Parkinson’s disease

Parkinson’s disease is a degenerative disease of the nucleus accumbens with its resultant effect on motor modulatory pathways involving the basal ganglia. It is characterised by tremor, bradykinesia (slowness of movement), rigidity and postural instability.  

 

bradykinesia

tremor

postural

instability

rigidity

         

The motor cortex signals are modulated via the thalamus, basal ganglia and cerebellum so that motor movement is accurate and coordinated. Information from the motor cortex (especially the somatosensory cortex, the association cortex and the primary motor cortex) goes to the cerebellum and basal ganglia, mainly via excitatory glutamate pathways. From the corpus striatum inhibitory signals (mainly GABAergic and substance P) go to the thalamus. From the cerebellum excitory signals, mainly GABAergic, go to the thalamus. The thalamus acts as a gate, combining information from these other areas to feed back into the cortex, especially the premotor motor areas and the primary motor area.

The striatum (putamen and caudate nucleus) receives information via many neurotransmitters from many areas, and integrates them before sending them to the substantia nigra and globus pallidus. Its projections are mainly GABAergic, hence inhibitory. The globus pallidus interna collects this information before sending inhibitory signals to the thalamus. Let’s look at the pathways in more detail:

There’s tonic inhibition of the thalamic cells from cortico-striatal excitation. In order to move you need to inhibit this inhibition, which occurs through the direct pathway. The direct pathway is the inhibitory striatal projection to the globus pallidus interna and substantia nigra pars reticulata. These two regions then send inhibitory projections to the thalamus using GABA. This disinhibits the thalamus and increases the excitation of the supplementary motor area.

 

The indirect pathway is a relay stabilising motor responses. It is the inhibitory striatal projection to the globus pallidus externa, which sends inhibitory projections to the subthalamic nucleus, which stop it sending excitatory projections to both of the pallidal segments and the substantia nigra pars reticulata. The cortical projections excite the globus pallidus externa so it disinhibits the subthalamic nucleus, and increases stimulation to the globus pallidus internal segment and substantia nigra pars reticulata. This inhibits the thalamus and decreases the excitation of the supplementary motor area.

 

Projections from the substantia nigra pars compacta (the region where dopaminergic cell loss occurs in PD) have two effects on the striatum depending on whether the direct or indirect pathway is involved. Thus, dopamine excites the direct pathway resulting in inhibition of the tonic inhibition of the thalamus from the corticostriate pathway, thus increasing thalamocortical excitation of the prefrontal and primary motor areas.

It also inhibits the indirect pathway.
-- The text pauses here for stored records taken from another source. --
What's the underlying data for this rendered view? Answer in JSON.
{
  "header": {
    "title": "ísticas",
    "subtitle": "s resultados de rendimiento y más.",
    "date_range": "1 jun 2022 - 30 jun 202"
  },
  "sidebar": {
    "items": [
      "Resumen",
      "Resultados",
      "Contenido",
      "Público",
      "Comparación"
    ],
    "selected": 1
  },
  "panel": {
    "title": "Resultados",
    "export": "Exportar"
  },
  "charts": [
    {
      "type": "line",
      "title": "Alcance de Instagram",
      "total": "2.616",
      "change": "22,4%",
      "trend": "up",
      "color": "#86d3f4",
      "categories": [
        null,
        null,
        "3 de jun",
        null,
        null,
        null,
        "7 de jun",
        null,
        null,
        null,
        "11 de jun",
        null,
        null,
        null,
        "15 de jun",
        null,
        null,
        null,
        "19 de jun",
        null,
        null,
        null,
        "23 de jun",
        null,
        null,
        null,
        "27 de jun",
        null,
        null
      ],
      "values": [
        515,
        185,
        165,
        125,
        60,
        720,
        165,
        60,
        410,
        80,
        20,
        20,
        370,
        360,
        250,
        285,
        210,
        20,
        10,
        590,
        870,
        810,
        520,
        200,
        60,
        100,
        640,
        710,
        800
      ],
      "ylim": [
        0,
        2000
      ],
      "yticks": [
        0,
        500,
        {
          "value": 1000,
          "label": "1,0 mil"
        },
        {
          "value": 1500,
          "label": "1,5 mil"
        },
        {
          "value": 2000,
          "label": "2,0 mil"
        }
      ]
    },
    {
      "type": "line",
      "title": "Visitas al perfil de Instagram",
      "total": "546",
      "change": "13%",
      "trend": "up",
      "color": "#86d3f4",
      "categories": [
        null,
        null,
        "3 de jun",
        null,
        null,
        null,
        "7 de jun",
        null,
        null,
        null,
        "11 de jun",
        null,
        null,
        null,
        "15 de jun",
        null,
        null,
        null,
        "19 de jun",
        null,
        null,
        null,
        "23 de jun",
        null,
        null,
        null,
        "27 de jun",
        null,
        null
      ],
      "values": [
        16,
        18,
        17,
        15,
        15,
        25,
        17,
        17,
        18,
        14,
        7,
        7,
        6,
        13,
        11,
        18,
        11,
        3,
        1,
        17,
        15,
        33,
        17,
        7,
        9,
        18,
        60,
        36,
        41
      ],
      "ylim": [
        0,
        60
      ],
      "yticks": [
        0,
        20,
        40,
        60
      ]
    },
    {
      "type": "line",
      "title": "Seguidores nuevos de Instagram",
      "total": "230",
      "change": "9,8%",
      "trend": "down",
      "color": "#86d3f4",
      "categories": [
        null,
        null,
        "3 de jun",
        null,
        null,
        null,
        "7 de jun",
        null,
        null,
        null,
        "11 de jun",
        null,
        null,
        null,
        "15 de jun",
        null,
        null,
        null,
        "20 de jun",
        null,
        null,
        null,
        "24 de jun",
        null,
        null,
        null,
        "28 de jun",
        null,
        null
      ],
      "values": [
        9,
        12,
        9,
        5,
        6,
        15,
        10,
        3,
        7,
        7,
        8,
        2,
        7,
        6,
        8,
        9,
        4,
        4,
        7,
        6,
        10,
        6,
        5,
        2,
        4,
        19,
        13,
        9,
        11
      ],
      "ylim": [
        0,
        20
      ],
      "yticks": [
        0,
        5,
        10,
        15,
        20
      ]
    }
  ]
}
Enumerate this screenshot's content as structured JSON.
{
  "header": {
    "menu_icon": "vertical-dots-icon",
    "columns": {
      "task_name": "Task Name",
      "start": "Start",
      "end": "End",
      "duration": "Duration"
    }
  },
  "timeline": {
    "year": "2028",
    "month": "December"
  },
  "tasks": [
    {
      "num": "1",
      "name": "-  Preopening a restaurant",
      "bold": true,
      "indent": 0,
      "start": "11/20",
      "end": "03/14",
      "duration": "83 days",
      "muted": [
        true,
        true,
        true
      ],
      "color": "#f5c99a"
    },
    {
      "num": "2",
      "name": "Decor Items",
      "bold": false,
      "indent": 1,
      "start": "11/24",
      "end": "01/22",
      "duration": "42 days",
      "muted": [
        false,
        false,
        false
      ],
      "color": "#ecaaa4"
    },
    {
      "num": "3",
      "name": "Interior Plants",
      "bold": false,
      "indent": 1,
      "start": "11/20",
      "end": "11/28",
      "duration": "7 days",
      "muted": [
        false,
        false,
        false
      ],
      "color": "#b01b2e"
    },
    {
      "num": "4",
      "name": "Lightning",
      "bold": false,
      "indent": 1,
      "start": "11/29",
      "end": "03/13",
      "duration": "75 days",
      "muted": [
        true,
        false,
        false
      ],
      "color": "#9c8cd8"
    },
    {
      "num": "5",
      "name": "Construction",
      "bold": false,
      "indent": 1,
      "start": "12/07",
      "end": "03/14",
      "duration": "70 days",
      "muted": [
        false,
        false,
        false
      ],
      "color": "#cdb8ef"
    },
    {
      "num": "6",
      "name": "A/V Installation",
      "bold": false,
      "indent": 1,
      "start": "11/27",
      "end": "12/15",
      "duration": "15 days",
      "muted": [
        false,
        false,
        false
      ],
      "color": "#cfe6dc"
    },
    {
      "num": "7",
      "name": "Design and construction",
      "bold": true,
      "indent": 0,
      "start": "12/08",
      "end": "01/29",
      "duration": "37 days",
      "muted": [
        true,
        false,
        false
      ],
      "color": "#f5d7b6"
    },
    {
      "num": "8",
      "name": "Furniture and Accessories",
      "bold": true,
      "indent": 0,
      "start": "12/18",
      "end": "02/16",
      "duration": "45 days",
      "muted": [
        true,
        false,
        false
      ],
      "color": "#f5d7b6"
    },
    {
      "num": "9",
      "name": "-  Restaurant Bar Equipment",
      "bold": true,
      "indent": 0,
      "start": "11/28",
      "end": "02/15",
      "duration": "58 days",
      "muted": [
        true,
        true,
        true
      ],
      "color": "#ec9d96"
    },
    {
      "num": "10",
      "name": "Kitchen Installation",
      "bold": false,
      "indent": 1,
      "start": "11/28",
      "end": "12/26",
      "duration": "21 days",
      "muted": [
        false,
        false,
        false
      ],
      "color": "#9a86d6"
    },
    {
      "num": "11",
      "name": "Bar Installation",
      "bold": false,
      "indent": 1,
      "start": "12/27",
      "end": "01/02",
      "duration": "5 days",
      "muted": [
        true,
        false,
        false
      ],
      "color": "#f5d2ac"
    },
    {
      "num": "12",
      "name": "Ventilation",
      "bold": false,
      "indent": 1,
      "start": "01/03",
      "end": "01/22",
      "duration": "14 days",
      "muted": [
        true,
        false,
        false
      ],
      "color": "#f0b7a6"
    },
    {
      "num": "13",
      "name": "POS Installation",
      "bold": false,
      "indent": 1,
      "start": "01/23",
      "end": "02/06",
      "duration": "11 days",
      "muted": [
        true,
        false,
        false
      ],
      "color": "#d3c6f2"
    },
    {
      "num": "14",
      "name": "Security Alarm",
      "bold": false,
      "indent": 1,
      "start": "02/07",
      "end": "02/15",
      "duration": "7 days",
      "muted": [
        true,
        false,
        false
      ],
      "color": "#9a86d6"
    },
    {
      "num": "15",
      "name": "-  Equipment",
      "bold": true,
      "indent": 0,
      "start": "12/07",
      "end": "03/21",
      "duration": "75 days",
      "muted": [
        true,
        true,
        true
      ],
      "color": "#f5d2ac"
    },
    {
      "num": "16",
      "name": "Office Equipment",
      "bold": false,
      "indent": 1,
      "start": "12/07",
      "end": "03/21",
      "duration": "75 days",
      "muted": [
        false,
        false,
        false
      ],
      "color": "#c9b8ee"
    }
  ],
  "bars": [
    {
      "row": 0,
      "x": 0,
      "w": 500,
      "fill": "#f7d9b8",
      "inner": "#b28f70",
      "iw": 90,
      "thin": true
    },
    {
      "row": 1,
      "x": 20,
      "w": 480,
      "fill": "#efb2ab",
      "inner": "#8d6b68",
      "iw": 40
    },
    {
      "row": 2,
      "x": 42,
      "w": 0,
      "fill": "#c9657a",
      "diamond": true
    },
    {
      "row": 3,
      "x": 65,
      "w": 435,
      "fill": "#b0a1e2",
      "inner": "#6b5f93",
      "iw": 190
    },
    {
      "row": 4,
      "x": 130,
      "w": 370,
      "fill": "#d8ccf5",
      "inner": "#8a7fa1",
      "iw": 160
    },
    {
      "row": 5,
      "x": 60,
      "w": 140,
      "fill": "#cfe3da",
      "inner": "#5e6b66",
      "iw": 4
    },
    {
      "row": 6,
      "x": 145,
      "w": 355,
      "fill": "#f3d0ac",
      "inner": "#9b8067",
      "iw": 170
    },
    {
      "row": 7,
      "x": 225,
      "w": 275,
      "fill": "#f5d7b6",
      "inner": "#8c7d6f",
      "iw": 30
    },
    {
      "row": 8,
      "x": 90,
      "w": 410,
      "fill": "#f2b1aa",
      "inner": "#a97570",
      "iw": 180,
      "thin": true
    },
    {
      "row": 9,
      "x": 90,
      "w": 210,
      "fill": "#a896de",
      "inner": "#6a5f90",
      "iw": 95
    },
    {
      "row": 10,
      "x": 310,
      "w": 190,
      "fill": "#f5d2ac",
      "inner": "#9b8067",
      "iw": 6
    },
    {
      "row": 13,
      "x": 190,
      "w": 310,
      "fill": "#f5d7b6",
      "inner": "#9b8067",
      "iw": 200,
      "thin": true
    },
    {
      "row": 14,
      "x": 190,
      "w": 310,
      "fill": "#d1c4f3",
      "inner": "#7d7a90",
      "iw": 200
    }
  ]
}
Thus the globus pallidus externa sends less inhibition to the (tonic?) corticosubthalamic excitation of the globus pallidus and substantia nigra pars reticulata, so the globus pallidus interna and substantia nigra pars reticulata increase their inhibition of the thalamus, and the thalamus decreases excitation of the prefrontal and primary motor areas.

The loss of dopaminergic input to the striatum results in the decreased excitation of the direct pathway. There’s less disinhibition of the thalamus, which would have made the thalamus more excitatory on the cortex, so thalamocortical excitation decreases.

 

There’s decreased inhibition of the indirect pathway. So there's less inhibition of the thalamus, which would have made thalamus less excitatory on the cortex, so thalamocortical excitation increases.

  

As Parkinson’s is due to under-activation of the nigrostriatal system, the most common drug therapy is levodopa administration, a precursor of dopamine that passes the blood-brain barrier. This drug is effective against bradykinesia and rigidity in many cases (not all), though tremor and balance may not be helped. Although it can diminish the symptoms, it does not replace lost nerve cells and it does not stop the progression of the disease.

 

The basal ganglia are like a brake. To stand still, you must brake all movements except reflexes that maintain upright posture. To move, you must brake some of these reflexes, and release the brake on other voluntary movements. Small disturbances throw the whole system out, so you get either unintended movements or difficulty with intended movements.

 

Side effects of levodopa treatment include dyskinesias: involuntary movements such as twitching, nodding, and jerking. 

The on-off effect is sudden, unpredictable changes from normal to parkinsonian movement and back again. 

The period of effectiveness from each dose may begin to shorten, the wearing-off effect.

One way of reducing these side-effects is to take levodopa more often and in smaller amounts. When carbidopa, which blocks the breakdown of dopamine, is added to levodopa, patients can take fewer doses and smaller amounts of levodopa-carbidopa, which helps the wearing-off effect.

Pallidotomy is surgery in which the globus pallidus is lesioned. Pallidotomy may improve symptoms of tremor, rigidity, and bradykinesia, by interrupting the neural pathway between the globus pallidus and the striatum or thalamus.